The military standards were found hidden in Sir Walter Scott's home
Flags from the battlefield at Waterloo have been found in a cupboard at the home of Sir Walter Scott.
The four banners, which date from 1815, were discovered by trustees sorting through Abbotsford, Scott's home near Melrose in Roxburghshire.
The novelist brought them from the scene of the battle, which he visited after hearing of Napoleon's defeat.
The Abbotsford Trust, which runs the house, hopes the standards can be restored and put on public display.
Jacquie Wright, executive manager of the trust, said: "We were very excited to find the banners. They are very rare.
"As you can imagine, they have been lying in a cupboard since 1815 rolled up in bits of paper so the material is very fragile.
"He collected other things, which were on show because he put them on show but these things were actually put away in the cupboard.
"We would absolutely love to have them on display one day."
She added: "It may be that one of the family knew that the banners were there but we had no idea of their existence until just recently when we unravelled them."

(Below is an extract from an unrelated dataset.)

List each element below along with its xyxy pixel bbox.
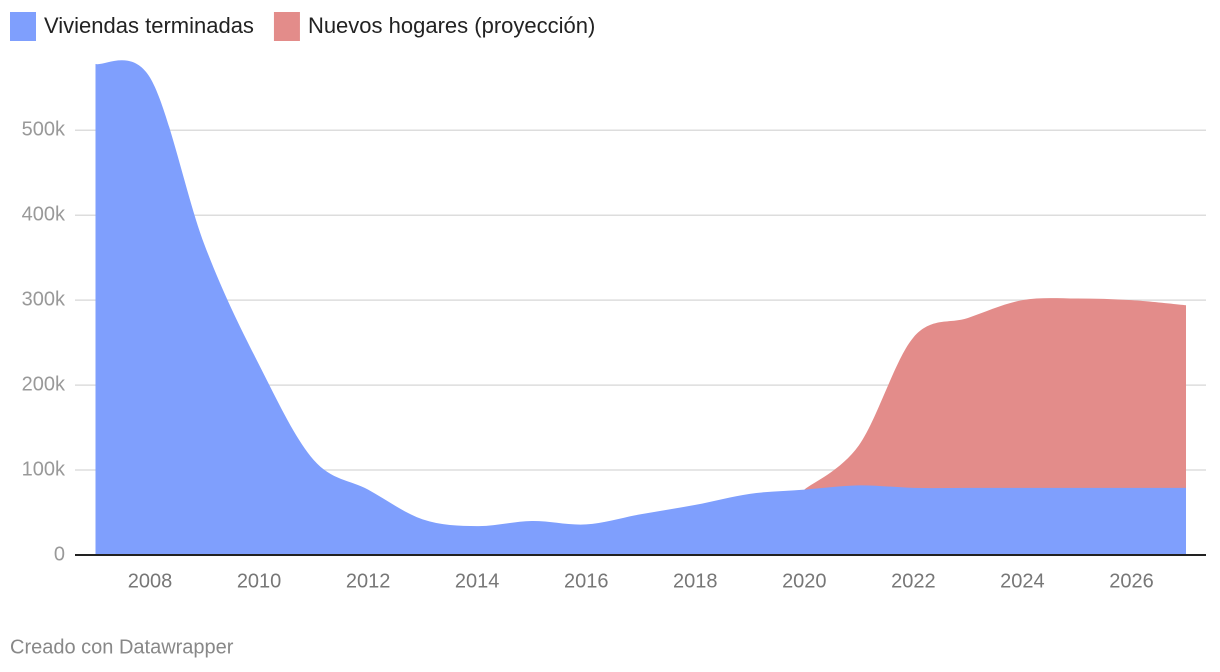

Scott, author of classics such as Waverley and Ivanhoe, was interested in military history and collected many relics.
Rob Roy's gun and Montrose's sword are among the items on display at Abbotsford.
Sir Walter Scott lived at Abbottsford in the Borders
Scott was allowed on to the battlefield at Waterloo and took three French and one English banner, some of which have bullet holes through them.
Inspired by the battle, he wrote a poem The Field Of Waterloo.
Abbotsford is full of souvenirs Scott collected throughout his life and was first opened to the public in 1833, five months after his death.
It is run by the Abbotsford Trust, which must raise around £10m to fully restore the house.
The Battle of Waterloo took place in Belgium on 18 June 1815 and saw a French army of 124,000 men led by Napoleon fight the armies of six nations.
The 97,000-strong British-Dutch army was led by the Duke of Wellington and another 117,000 men were led by Field-Marshal Blucher, a Prussian.
After eight hours, the battle ended in defeat for the French.